Das Leben ist gerade deshalb lebenswert, weil die Menschheit in einer ewigen Entdeckung ihrer selbst lebt. Es ist gerade diese Freude des Entdeckens, die das Leben zu dem macht, was es ist: Ein ewiger Quell des Neuen und der Faszination mit dem Sein. Sollte jemand “die Wahrheit” über die Welt jemals entdecken, dann würde die Welt verschwinden. Warum? Man könnte sie nicht mehr ergründen. Eine Zukunft, die wir restlos kennen, ist keine Zukunft, sondern schon Vergangenheit.

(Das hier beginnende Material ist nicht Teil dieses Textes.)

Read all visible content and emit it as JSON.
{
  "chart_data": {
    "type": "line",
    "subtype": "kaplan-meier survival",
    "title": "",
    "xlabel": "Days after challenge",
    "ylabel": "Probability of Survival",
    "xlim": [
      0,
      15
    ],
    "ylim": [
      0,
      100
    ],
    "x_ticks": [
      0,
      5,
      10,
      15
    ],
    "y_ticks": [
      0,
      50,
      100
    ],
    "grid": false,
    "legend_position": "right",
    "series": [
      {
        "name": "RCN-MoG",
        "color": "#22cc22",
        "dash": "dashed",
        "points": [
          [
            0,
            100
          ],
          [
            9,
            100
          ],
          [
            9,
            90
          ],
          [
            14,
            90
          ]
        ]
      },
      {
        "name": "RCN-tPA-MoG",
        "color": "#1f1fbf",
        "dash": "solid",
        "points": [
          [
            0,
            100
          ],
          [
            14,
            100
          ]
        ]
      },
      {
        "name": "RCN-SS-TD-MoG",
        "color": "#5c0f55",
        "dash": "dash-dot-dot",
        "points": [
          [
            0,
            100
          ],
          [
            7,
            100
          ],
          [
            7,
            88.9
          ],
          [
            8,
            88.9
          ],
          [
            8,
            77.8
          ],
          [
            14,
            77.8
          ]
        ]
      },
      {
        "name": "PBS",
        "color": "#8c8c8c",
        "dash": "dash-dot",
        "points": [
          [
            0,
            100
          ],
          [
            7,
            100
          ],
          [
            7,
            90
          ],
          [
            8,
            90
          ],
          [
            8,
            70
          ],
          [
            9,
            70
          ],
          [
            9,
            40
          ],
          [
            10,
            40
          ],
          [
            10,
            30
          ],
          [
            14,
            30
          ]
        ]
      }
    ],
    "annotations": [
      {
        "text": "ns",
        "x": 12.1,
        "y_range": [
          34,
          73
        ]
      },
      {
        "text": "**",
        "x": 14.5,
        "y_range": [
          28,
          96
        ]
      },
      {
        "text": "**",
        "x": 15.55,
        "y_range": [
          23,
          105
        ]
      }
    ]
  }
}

Jedes Gesellschaftsspiel beruht darauf, dass es zu einem gewissen Anteil unberechenbar bleibt. Egal, ob Mensch Ärgere Dich nicht, Poker oder Schach. Egal wie einfach oder komplex ein Spiel ist, es muss immer zu einem gewissen Anteil berechenbar sein und zu einem gewissen Anteil unberechenbar bleiben. Genau das macht den Reiz des Spiels aus. Ebenso ist es bei jeder Sportart, aber auch beispielsweise in der Politik und genau dies macht auch den Reiz des Lebens aus. Im hebräischen Original der Bibel heißt es in den Psalmen, dass Gott die Welt aus Spieltrieb erschaffen hat. Das Leben ist ein Spiel, während die wichtigste Spielregel unserer heutigen Welt ist: Das Leben auf dem Planeten Erde sei todernst zu nehmen. So ist eines der Lieblingsspiele des modernen Menschen: „Der Kampf ums Überleben“, welches er dann auch gerne erweitert und es dann „Die Evolution der Menschheit“ nennt. Dieses Spiel ist eine beliebte Auffassung des modernen Menschen davon, was das Leben in „Wahrheit“ sei.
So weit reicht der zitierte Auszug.